For what it's worth, I also stumbled across this website. http://www.housefairy.org
I haven't tried it, so I can't say whether or not its any good...but when it comes to cleaning up, I think we'll try ANYTHING!

Good luck, and if you have any success, POST IT!
It's more of a shift in the parent's attitude than the kids at first. If a person appears grumpy about cleaning, the kids will pick up on that and immediately assume that cleaning is a real bummer. If you hear yourself complaining about something needing cleaned, everyone else hears the complaining too. If YOU obviously don't want to do it, there's a good chance that your kids won't be overly excited about it either. Complaining leaves a bad vibe in the air—not a good selling point.

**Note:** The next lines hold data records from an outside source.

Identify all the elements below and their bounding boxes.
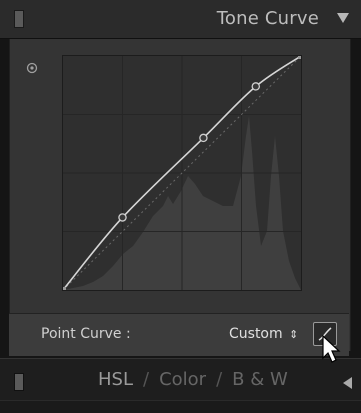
curve-control-point[interactable] [199, 133, 208, 143]
tab-bw[interactable]: B & W [232, 369, 288, 390]
panel-grip-icon[interactable] [14, 373, 24, 391]
curve-control-point[interactable] [298, 53, 304, 59]
point-curve-label: Point Curve : [41, 326, 131, 342]
panel-grip-icon[interactable] [14, 10, 24, 28]
mouse-cursor-icon [322, 334, 341, 363]
panel-header[interactable]: Tone Curve [0, 0, 361, 39]
tab-separator: / [143, 369, 150, 390]
curve-control-point[interactable] [118, 213, 127, 222]
tab-separator: / [216, 369, 223, 390]
target-adjust-icon[interactable] [26, 62, 38, 74]
collapse-triangle-icon[interactable] [337, 13, 349, 23]
point-curve-row: Point Curve : Custom ⇕ [9, 314, 349, 356]
point-curve-select[interactable]: Custom ⇕ [229, 326, 298, 342]
tone-curve-graph[interactable] [60, 53, 304, 293]
tab-hsl[interactable]: HSL [98, 369, 133, 390]
tab-color[interactable]: Color [159, 369, 206, 390]
panel-title: Tone Curve [216, 8, 319, 29]
panel-tabs: HSL / Color / B & W [98, 369, 288, 390]
expand-left-triangle-icon[interactable] [343, 377, 352, 389]
bottom-strip [0, 400, 361, 413]
curve-svg[interactable] [60, 53, 304, 293]
select-arrows-icon: ⇕ [289, 328, 299, 341]
curve-control-point[interactable] [251, 82, 261, 91]
curve-control-point[interactable] [60, 287, 66, 293]
point-curve-select-value: Custom [229, 326, 283, 342]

If a parent makes something sound like a really big deal, it becomes even bigger in a child's mind. If it's a big, negative deal, it may become even more negative for a kid. A positive attitude sets a much more pleasant stage for others to walk out on. Set the example you would like others to follow.

There is definitely a transition period after a proclamation like "NO MORE CHORES" is given. For a kid it may be like being set free from prison, and for awhile they may want to push their newfound freedom to the limit. But slowly, cleaning and picking up will be no big deal, as long as the parents are not making it a big deal. My kids do a lot more picking up now than they did a couple of years ago, and there are more and more days when I get home and the dishes have been run, the counters are wiped down, and the house is almost....clean. Not everyday, but there are days when I don't want to do it either. And some days I don't. The kids have that same right.

Plan on doing most of the cleaning for awhile. Better yet, plan on doing ALL of the cleaning for awhile, and whenever someone else pitches in, you may appreciate it more. Try not to look at it as "I have to do it all!", because you don't have to do it all. There's always a choice. If you don't feel like cleaning today, then don't. Will the house get messier? Yup. Is it a big deal? Shouldn't be. During "de-choring" your house is going to be messier. It's a fact. But little by little things will change, and you will notice things getting done that you didn't have to do and didn't have to demand done. It won't happen overnight. It probably won't happen in three months. It may not happen in the first year if a parent walks in day after day, exasperated with the fact that a room isn't clean and tidy. When you say to your kids, "hey, why didn't you clean that up?", the first thing that may go through their minds is, "well why didn't you?" It works both ways.

Cleaning doesn't have to be a big deal. Don't make it a big deal and your kids may be more inclined to follow in your footsteps.
We try and make things a game. I will say "I bet I can clean the living room up before you get your room picked up!" My kids go crazy. They love it and forget about the work. I do think that when there is too much to pick up, a preschooler gets overwhelmed. So, sometimes you have to break down the process into - pick up blocks, then pick up cars, etc. I do feel it is extremely important that children from 18 months on help with clean up in even the smallest way.